Global News Brief

Housing allowance loophole closed in provident fund - June 2008

The Legislative Council has made a few key changes to tighten administration of the Mandatory Provident Fund (MPF) scheme, including closing a loophole related to housing allowances that had existed since the MPF’s inception in 2000. The changes, which will take effect on November 1, 2008, include significant penalties for employers who do not follow the new rules.
 
Key Details 

The MPF Schemes amendment addressed two issues of particular importance to employers, including provisions that:

  • Include housing allowance and other housing benefits in the definition of “relevant income” when calculating contributions. This is to prevent employers from avoiding the mandatory MPF contributions by labelling a large part of the employees' pay as housing benefits. The regulatory authority, the Mandatory Provident Funds Authority, may institute civil proceedings against employers that violate the requirement.  It is also able to fine employers for outstanding contributions and to impose surcharges.  Defaulting employers can also be subject to prosecution and, on being found guilty, can face a fine of up to HKD 100,000 or even imprisonment.

  • Remove the 30-day settlement period for MPF contributions put in place seven years ago to allow employers to adjust to the new scheme. All employers are now required to contribute by the contribution day that is set at 10 days after the end of the contribution period.  Failure to comply with this time frame will be an offence which will result in a surcharge and possibly subject to a financial penalty of HKD 5,000 or 10 percent of the contributions payable (whichever is greater). It could also result in criminal proceedings, with a maximum penalty of six months’ imprisonment and a fine of HKD 100,000 for a first offence.

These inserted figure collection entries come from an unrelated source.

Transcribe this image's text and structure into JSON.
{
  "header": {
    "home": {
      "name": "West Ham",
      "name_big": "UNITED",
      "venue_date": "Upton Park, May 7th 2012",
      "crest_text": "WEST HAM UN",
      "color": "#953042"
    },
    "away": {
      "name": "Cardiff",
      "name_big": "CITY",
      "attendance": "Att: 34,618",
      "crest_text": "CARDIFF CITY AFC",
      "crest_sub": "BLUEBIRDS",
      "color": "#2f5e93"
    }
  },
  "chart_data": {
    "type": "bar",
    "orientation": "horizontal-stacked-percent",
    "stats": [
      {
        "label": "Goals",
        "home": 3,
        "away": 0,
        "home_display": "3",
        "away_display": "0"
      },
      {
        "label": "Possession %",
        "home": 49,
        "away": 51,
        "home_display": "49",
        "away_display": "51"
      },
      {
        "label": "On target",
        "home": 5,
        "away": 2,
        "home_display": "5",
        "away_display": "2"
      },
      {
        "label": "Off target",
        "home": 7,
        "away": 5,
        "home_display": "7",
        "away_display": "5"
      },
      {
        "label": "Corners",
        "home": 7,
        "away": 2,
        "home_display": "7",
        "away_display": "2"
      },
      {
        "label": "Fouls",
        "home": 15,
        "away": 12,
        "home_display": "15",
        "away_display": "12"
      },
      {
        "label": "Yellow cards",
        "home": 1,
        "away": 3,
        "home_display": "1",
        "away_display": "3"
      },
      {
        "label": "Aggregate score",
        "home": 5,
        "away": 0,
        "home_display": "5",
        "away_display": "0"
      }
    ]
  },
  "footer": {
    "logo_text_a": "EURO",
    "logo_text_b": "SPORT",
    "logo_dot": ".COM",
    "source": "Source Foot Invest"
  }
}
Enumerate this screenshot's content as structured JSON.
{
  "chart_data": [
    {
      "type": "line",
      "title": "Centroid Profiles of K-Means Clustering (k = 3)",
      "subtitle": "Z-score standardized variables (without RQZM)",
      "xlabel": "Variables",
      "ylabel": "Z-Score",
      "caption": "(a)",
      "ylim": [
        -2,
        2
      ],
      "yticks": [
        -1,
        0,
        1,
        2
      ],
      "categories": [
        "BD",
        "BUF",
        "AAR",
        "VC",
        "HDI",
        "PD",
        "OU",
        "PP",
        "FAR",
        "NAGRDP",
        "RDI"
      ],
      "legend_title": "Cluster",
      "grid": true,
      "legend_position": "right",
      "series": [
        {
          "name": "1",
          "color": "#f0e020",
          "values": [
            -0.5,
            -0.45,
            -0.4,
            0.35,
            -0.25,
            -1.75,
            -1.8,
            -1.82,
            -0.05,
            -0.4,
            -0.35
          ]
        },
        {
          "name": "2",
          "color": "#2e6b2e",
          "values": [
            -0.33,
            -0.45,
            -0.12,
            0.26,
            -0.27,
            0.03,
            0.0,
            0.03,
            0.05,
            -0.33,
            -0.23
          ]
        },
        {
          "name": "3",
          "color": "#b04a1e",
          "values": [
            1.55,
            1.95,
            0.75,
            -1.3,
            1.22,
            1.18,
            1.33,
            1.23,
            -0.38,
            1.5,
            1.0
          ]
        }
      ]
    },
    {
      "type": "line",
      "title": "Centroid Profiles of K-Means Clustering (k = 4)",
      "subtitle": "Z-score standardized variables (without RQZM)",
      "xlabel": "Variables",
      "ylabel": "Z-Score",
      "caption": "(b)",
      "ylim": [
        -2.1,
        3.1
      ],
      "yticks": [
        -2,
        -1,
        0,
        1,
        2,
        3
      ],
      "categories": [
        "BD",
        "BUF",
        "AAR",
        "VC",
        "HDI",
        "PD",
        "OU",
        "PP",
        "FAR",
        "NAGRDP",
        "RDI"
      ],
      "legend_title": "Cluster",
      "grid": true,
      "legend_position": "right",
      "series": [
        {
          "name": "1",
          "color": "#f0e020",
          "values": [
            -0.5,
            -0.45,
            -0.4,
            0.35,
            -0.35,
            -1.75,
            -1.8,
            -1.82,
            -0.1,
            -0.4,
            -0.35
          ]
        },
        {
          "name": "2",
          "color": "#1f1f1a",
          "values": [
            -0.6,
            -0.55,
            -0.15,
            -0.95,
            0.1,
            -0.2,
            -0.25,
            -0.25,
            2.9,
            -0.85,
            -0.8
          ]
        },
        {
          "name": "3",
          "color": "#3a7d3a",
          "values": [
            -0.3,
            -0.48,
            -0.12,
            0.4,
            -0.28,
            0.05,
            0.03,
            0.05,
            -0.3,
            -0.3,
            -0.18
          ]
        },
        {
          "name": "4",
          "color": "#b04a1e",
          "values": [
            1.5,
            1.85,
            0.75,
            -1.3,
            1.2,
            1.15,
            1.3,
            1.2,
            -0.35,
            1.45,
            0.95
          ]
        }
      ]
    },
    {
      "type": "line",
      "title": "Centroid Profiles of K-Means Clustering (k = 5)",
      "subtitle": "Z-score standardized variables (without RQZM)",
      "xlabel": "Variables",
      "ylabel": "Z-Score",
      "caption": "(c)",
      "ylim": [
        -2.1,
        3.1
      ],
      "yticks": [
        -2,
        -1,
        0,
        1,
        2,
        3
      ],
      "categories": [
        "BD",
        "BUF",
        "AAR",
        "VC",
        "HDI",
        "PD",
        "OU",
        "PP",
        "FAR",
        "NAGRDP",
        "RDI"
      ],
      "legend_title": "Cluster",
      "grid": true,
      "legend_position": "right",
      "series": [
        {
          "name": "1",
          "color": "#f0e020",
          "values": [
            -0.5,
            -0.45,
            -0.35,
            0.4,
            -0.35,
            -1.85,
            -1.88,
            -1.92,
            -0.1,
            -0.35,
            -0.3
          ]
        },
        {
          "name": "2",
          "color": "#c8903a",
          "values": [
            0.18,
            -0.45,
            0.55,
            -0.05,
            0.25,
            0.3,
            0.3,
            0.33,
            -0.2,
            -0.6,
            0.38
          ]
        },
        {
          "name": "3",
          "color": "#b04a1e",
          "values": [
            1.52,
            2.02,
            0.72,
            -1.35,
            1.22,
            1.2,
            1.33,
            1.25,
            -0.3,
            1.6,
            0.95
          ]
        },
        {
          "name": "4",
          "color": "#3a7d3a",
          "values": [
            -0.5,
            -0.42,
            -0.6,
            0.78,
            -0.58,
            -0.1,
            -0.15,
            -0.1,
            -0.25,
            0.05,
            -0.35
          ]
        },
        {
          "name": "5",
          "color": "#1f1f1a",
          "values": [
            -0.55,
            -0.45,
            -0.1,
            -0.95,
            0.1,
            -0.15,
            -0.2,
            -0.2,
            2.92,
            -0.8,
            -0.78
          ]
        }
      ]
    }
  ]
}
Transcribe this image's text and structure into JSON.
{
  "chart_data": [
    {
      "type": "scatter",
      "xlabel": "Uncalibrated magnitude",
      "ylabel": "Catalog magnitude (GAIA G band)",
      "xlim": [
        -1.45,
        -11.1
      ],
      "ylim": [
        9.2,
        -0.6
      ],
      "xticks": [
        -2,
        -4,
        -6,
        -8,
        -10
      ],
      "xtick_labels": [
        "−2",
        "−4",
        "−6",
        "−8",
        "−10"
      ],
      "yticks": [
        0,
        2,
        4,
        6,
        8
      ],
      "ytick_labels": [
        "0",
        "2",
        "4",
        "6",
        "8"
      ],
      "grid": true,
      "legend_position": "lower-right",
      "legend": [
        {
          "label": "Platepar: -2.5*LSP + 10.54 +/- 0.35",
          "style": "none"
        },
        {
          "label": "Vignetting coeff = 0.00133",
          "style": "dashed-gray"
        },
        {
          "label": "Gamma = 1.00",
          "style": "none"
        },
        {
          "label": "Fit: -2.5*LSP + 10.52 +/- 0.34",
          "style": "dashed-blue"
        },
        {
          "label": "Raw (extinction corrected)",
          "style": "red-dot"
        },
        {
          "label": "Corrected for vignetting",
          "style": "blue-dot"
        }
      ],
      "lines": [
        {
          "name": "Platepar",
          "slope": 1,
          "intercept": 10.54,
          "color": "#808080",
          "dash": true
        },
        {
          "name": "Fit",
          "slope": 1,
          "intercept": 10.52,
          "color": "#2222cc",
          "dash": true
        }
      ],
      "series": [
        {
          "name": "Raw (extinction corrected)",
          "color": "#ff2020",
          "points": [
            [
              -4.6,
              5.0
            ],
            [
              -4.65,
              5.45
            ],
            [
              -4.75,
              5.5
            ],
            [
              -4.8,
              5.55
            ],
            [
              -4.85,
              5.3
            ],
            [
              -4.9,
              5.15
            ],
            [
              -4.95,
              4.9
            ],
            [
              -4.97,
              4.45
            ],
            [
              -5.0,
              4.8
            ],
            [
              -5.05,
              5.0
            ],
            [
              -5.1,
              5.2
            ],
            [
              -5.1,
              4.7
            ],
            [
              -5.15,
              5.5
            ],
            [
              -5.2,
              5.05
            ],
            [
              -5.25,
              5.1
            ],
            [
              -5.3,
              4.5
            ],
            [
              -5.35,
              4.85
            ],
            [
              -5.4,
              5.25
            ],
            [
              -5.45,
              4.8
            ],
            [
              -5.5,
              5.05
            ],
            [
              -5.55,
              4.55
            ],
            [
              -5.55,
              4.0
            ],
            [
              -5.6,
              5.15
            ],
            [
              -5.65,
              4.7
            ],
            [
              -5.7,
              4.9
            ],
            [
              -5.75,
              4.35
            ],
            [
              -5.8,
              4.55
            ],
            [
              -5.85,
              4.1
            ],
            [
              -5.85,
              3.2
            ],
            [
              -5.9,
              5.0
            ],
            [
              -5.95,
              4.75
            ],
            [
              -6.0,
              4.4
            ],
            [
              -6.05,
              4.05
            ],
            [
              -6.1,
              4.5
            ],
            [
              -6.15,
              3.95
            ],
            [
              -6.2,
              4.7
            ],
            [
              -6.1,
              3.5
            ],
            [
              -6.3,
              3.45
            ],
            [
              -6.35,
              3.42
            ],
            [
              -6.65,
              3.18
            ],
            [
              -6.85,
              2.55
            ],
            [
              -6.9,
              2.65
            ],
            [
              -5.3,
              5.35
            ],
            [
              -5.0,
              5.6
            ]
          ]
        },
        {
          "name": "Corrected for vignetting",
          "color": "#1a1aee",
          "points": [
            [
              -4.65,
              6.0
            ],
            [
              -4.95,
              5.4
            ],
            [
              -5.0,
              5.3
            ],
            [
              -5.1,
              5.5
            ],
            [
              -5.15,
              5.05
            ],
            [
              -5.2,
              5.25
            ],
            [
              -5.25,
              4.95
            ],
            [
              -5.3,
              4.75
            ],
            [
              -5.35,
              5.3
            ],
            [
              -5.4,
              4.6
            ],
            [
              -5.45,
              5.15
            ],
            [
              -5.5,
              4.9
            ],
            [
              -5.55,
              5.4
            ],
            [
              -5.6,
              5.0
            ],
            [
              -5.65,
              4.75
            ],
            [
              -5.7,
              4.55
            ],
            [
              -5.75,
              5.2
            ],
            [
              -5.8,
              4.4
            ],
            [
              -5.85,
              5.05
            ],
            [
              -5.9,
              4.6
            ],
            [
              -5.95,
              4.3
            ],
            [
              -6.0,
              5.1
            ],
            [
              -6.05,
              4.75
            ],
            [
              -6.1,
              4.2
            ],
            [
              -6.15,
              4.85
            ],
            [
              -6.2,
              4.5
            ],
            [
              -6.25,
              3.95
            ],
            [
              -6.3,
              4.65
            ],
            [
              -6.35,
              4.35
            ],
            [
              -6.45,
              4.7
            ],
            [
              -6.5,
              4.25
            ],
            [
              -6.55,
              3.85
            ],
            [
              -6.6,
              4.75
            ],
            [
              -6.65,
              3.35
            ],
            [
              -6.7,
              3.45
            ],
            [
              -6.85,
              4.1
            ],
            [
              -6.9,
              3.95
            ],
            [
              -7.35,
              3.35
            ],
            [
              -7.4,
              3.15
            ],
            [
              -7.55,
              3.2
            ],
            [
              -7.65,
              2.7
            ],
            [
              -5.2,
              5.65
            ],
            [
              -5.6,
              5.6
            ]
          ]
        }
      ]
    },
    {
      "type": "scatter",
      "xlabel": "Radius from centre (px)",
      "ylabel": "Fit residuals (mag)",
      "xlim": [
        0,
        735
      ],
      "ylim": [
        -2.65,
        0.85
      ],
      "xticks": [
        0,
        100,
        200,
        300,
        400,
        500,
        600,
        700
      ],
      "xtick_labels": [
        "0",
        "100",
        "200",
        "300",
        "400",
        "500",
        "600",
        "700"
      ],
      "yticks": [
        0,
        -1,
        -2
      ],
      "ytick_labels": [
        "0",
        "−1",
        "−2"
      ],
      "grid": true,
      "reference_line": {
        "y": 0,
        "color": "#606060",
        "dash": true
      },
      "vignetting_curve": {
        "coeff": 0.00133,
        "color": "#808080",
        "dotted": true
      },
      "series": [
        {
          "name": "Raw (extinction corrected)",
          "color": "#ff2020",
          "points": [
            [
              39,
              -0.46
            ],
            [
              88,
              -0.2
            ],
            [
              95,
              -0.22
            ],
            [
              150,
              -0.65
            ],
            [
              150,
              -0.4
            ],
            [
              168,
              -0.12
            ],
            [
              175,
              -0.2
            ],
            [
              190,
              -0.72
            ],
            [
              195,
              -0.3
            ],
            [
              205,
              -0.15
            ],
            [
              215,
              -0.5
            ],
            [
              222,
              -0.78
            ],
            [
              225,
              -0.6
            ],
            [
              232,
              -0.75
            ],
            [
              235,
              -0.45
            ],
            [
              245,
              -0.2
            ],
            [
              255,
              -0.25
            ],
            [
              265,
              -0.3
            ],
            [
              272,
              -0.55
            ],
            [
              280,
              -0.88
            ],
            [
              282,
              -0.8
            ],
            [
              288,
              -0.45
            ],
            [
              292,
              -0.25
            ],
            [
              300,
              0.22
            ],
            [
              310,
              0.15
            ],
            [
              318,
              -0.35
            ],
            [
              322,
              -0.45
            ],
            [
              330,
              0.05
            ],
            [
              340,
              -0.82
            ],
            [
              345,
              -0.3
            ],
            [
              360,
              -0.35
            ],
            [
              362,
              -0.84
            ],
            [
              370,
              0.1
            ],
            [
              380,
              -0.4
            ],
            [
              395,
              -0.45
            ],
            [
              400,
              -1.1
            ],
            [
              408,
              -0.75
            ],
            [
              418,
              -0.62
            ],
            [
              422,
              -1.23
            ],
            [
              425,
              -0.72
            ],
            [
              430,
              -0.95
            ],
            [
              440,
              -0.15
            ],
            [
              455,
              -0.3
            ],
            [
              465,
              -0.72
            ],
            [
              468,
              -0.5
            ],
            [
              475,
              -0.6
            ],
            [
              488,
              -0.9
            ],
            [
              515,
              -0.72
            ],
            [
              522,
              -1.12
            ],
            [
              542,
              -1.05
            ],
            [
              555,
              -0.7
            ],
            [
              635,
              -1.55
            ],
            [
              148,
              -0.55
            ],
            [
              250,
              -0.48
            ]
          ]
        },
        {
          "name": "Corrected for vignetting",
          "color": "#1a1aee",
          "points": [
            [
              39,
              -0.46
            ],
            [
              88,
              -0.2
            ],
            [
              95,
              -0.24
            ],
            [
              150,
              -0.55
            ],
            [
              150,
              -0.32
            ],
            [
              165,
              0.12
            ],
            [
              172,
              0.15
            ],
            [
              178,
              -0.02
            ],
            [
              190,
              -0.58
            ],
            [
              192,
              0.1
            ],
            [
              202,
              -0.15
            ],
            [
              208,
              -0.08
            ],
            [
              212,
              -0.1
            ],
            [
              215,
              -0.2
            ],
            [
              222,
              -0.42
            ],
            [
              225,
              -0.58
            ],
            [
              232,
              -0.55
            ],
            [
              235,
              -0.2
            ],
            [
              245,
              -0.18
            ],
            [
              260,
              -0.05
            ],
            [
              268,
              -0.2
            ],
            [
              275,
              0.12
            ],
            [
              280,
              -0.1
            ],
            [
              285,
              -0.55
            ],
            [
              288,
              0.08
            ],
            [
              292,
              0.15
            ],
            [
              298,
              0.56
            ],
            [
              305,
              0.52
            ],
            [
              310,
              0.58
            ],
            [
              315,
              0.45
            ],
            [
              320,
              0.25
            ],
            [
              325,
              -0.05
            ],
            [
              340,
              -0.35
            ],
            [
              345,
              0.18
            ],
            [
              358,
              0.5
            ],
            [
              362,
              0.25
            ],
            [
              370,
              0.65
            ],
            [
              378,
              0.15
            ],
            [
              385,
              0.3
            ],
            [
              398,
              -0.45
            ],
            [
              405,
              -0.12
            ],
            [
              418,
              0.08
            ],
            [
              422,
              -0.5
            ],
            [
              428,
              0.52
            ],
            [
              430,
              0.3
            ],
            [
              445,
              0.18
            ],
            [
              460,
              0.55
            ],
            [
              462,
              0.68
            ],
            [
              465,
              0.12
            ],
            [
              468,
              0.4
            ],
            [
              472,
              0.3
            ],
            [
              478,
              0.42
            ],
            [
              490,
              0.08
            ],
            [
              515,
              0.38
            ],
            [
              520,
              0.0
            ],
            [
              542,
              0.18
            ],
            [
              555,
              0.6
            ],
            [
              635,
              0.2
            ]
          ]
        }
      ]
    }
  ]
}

Given the changes, employers should review their administrative systems and policies in relation to pay and holiday allowances and the calculation of MPF contributions in order to avoid any breach of the new regulations. They should further communicate with their employees to advise them of potential change to the MPF payments that may result from this review and implement any modifications to terms and conditions necessary. The trustees should also be advised of any resulting changes.

Background

Under the MPF, the employer and the employee are each required to make a mandatory contribution of 5 percent of the employee’s “relevant income” up to HKD 20,000. (For the employee this requirement is waived if his/her relevant income is below HKD 5,000.)

When determining the level of “relevant income” for the purposes of MPF, mandatory elements of remuneration taken into account were: wages, salary, leave pay, fee, commission, bonus, gratuity, perquisites or allowances expressed in monetary terms.  Housing allowances or other housing benefits were specifically excluded from this calculation, as were severance payments or long service payments under the Hong Kong Employment Ordinance.  Some employers had made it a practice to classify some extra income as a housing allowance to avoid MPF contributions on that income.